139 g of water at 4.9 degrees Celsius mixed with 241 g of water at 96.0 degrees Celsius (Tf=62.7)
some how the question is missing
To solve this problem, we can use the heat transfer equation:
Q = m × c × ∆T
where:
Q = heat transferred (in joules)
m = mass (in grams)
c = specific heat capacity of water (4.18 J/g°C)
∆T = change in temperature (in °C)
Let's calculate the heat transferred between the two water samples.
For the first water sample:
m1 = 139 g
T1 = 4.9°C
Tf = 62.7°C
∆T1 = Tf - T1 = 62.7°C - 4.9°C = 57.8°C
Q1 = m1 × c × ∆T1 = 139 g × 4.18 J/g°C × 57.8°C = 33789.4 J
For the second water sample:
m2 = 241 g
T2 = 96.0°C
Tf = 62.7°C
∆T2 = Tf - T2 = 62.7°C - 96.0°C = -33.3°C
Q2 = m2 × c × ∆T2 = 241 g × 4.18 J/g°C × (-33.3°C) = -33167.454 J
Since heat is transferred from the second water sample to the first, we need to consider the negative sign.
Now, let's find the final temperature when the two water samples are mixed.
Q1 + Q2 = 0
33789.4 J - 33167.454 J = 0
33789.4 J = 33167.454 J
Since the heat lost by the second water sample is equal to the heat gained by the first water sample, we can equate the absolute values:
33789.4 J = 33167.454 J
Therefore, the final mixture temperature (Tf) is 62.7°C.
To solve this problem, you can use the principle of conservation of energy.

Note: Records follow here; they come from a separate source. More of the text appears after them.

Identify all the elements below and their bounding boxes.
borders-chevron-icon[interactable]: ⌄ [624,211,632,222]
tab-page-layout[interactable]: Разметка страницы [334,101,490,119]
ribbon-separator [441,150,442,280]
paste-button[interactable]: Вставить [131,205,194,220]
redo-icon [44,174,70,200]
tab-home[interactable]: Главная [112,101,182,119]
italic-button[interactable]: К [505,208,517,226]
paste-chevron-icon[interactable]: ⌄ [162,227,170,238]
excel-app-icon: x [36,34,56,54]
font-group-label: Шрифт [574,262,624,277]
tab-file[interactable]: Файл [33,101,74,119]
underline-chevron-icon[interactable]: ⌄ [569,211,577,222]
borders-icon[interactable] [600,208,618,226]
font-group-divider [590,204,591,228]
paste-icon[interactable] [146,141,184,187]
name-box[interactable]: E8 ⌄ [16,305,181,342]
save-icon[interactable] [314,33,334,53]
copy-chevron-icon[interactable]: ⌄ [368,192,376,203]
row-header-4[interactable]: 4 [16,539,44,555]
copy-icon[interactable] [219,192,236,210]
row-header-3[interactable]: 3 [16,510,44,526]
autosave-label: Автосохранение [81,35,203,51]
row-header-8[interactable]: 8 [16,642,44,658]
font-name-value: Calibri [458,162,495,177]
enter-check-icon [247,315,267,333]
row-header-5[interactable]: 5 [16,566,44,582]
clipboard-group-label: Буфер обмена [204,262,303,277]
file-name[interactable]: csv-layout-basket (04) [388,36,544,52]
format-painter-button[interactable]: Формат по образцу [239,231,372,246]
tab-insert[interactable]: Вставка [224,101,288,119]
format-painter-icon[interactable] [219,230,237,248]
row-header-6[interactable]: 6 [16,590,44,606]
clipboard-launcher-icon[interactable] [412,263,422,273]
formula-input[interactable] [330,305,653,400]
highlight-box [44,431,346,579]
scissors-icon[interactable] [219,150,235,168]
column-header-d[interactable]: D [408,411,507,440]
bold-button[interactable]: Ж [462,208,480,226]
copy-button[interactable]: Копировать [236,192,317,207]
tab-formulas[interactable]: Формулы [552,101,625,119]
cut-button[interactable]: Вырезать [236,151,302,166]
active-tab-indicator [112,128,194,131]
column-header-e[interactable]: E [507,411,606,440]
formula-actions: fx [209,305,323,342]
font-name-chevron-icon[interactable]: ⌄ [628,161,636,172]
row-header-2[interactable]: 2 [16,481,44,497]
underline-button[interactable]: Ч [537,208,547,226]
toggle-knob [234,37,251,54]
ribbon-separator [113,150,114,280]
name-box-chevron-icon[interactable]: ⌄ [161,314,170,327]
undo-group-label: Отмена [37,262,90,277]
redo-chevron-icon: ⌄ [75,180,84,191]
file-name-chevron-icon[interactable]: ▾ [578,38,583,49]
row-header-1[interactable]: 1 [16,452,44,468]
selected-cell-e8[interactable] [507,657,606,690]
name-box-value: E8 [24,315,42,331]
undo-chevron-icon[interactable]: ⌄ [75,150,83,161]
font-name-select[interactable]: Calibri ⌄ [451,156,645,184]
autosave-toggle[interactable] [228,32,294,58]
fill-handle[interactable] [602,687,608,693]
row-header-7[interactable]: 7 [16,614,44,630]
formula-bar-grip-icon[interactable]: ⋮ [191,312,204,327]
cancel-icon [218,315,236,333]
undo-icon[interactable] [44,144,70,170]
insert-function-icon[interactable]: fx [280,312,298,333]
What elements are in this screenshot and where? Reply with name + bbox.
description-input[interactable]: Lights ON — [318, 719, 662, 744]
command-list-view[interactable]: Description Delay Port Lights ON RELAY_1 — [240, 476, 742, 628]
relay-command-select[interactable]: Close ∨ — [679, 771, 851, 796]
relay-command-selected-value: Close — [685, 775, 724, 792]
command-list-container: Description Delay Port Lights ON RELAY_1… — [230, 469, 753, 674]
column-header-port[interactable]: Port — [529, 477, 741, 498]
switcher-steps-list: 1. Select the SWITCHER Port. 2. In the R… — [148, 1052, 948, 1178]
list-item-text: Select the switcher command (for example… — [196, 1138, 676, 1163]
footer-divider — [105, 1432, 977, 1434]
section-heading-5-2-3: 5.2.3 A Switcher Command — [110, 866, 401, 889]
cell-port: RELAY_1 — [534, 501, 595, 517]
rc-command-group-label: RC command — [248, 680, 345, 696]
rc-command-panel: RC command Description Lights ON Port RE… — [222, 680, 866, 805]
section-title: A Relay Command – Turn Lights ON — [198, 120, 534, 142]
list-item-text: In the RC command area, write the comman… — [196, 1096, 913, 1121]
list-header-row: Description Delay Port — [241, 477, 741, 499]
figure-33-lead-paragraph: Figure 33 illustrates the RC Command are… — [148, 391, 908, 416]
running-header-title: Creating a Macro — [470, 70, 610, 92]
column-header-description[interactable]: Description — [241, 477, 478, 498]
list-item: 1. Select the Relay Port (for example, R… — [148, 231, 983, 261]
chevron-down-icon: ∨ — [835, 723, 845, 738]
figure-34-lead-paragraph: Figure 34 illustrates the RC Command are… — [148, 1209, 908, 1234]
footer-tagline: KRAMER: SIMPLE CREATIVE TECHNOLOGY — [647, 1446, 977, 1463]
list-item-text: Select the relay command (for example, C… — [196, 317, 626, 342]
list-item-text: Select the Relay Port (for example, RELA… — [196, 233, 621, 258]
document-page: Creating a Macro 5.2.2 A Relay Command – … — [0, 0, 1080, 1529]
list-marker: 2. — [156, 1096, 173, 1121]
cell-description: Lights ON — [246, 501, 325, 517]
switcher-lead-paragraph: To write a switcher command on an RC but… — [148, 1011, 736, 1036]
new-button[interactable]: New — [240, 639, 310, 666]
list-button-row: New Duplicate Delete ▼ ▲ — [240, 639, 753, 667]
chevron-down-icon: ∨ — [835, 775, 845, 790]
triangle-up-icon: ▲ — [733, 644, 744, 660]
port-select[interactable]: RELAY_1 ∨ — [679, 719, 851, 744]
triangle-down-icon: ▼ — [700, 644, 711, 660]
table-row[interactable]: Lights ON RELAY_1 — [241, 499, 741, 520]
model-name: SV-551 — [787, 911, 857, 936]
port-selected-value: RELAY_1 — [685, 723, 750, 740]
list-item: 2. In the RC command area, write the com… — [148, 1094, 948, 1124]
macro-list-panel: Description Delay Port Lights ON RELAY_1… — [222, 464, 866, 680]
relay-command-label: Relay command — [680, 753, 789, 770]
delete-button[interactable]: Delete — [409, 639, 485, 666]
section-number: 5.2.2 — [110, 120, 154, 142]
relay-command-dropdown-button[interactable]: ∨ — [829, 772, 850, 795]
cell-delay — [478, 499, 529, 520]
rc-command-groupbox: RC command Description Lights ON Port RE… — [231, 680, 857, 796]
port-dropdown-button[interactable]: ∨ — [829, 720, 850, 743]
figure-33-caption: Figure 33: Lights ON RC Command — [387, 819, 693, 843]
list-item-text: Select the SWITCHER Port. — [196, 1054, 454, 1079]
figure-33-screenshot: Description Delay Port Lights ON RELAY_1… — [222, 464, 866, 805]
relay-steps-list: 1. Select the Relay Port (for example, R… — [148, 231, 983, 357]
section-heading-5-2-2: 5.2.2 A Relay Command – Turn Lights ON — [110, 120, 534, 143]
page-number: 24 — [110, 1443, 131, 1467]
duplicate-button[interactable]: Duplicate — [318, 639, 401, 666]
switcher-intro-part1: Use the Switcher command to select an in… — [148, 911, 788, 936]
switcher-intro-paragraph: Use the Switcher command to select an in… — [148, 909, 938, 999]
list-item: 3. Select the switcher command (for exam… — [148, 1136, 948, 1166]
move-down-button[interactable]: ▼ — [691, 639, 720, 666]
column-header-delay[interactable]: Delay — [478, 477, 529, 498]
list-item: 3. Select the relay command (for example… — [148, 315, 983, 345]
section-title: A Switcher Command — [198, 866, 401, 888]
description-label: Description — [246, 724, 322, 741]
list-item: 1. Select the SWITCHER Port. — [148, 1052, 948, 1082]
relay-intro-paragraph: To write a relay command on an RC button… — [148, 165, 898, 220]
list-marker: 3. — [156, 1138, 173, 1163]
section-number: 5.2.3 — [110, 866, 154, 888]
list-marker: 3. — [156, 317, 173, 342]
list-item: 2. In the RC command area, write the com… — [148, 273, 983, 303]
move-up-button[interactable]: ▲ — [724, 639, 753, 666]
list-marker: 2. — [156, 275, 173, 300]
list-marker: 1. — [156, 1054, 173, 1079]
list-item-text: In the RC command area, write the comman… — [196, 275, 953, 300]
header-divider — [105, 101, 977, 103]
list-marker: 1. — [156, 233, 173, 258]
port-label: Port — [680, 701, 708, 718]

The heat lost by the hot water is equal to the heat gained by the cold water.
First, let's calculate the amount of heat lost by the hot water. We can use the formula:
Q_hot = m_hot * c * (T_hot - Tf)
Where:
Q_hot is the heat lost by the hot water
m_hot is the mass of the hot water (241 g)
c is the specific heat capacity of water (4.18 J/g°C)
T_hot is the initial temperature of the hot water (96.0°C)
Tf is the final temperature of both the hot and cold water (62.7°C)
Plugging in the values:
Q_hot = 241 g * 4.18 J/g°C * (96.0°C - 62.7°C)
Next, let's calculate the amount of heat gained by the cold water. We can use the formula:
Q_cold = m_cold * c * (Tf - T_cold)
Where:
Q_cold is the heat gained by the cold water
m_cold is the mass of the cold water (139 g)
c is the specific heat capacity of water (4.18 J/g°C)
Tf is the final temperature of both the hot and cold water (62.7°C)
T_cold is the initial temperature of the cold water (4.9°C)
Plugging in the values:
Q_cold = 139 g * 4.18 J/g°C * (62.7°C - 4.9°C)
Now, according to the principle of conservation of energy, Q_hot = Q_cold. Therefore:
241 g * 4.18 J/g°C * (96.0°C - 62.7°C) = 139 g * 4.18 J/g°C * (62.7°C - 4.9°C)
Solving for Tf, the final temperature:
(241 g * 4.18 J/g°C * (96.0°C - 62.7°C)) / (139 g * 4.18 J/g°C) + 4.9°C = Tf
Evaluating this expression will give you the final temperature at which both the hot and cold water mix.